Even though she learned a fair amount of English during her travels in America, it took a while for Afong to understand that Mr. Hannington was what some considered a member of the shoddyocracy, a fabulist, prone to saying whatever would hold the audience spellbound. She had tried to explain that many years ago, a dancer named Precious Thing performed on the tip of her toes, like ballerinas in America. A noble prince, Li Yu, was so smitten with her performance that other women adopted the fashion. But her manager concocted his own fable.

“Don’t get too high for your nut, girl,” he had said as he chewed on a cigar while counting the night’s receipts. “Your history is whatever I tell them. In America, a lie becomes the truth with sufficient repetition. I merely tell the crowd what they need to hear to be satisfied.” He smiled. “Because every crowd has a silver lining.”

To Afong, Mr. Hannington spoke in riddles and parables, like Confucius, if the great philosopher were drunk, greedy, and indolent.

“But the Chinese Lady does have her unique skills and refinements,” her manager said to the audience, removing his top hat. “As you will soon see.”

It was in this moment that Afong caught a glimpse that took her breath away, a young Chinese man waiting in the wings. She wanted to run to him, talk to him, she could not stop staring. She heard that Mrs. Hannington had found a new interpreter, but Afong expected a bald old scholar with an abacus, a round belly, and gray hairs growing from his ears. Instead this fellow, perhaps in his late twenties, was remarkably handsome, though she was unsure if her heart was racing because of his looks or simply because she had not seen another Chinese person in months and those had been bald old men, merchants and importers. This young man, however, did not have a queue and wore a Western-style suit.
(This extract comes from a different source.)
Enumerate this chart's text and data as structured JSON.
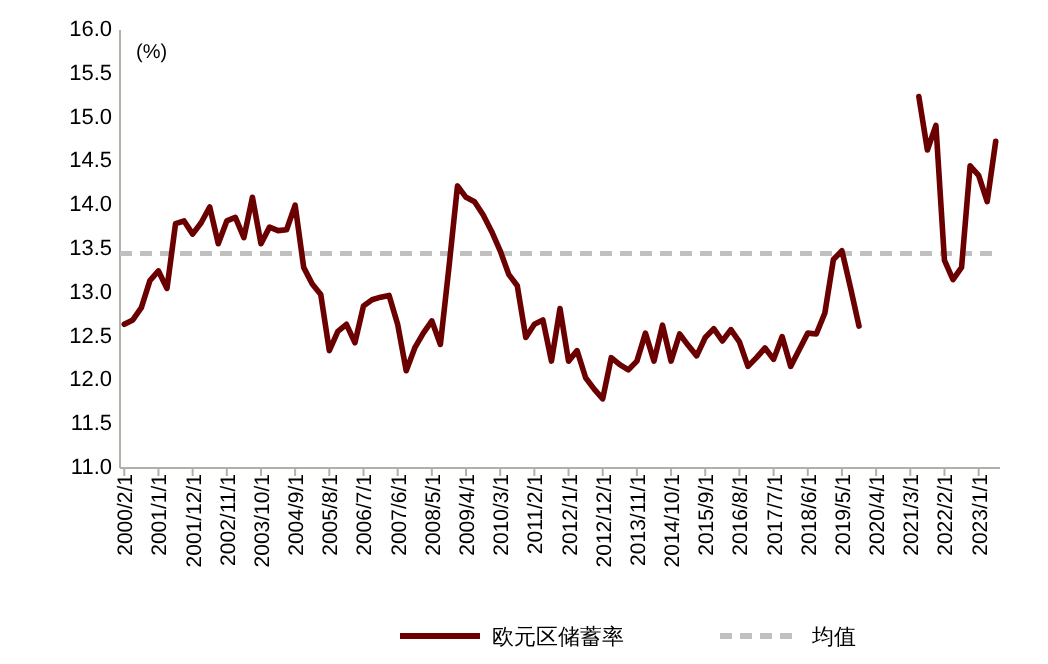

He was buttoning his golden waistcoat, when he looked up and caught Afong’s eye. He smiled and she looked away as she turned her attention back to tonight’s patrons.

“But first I need two volunteers, hale and hearty, strapping gents with the most copious of appetites,” Mr. Hannington said as he motioned to various men, encouraging them to join him onstage. “This will be dinner theater for two of you.”

A pair of burly men, one in a fine wool suit, though its threadbare condition spoke of its age, and the other in workman’s dungarees, stepped over the balustrade and alighted on the stage. Afong stepped back as the Chinese man brought forth a lacquered tray with three bowls of rice and three sets of ivory chopsticks.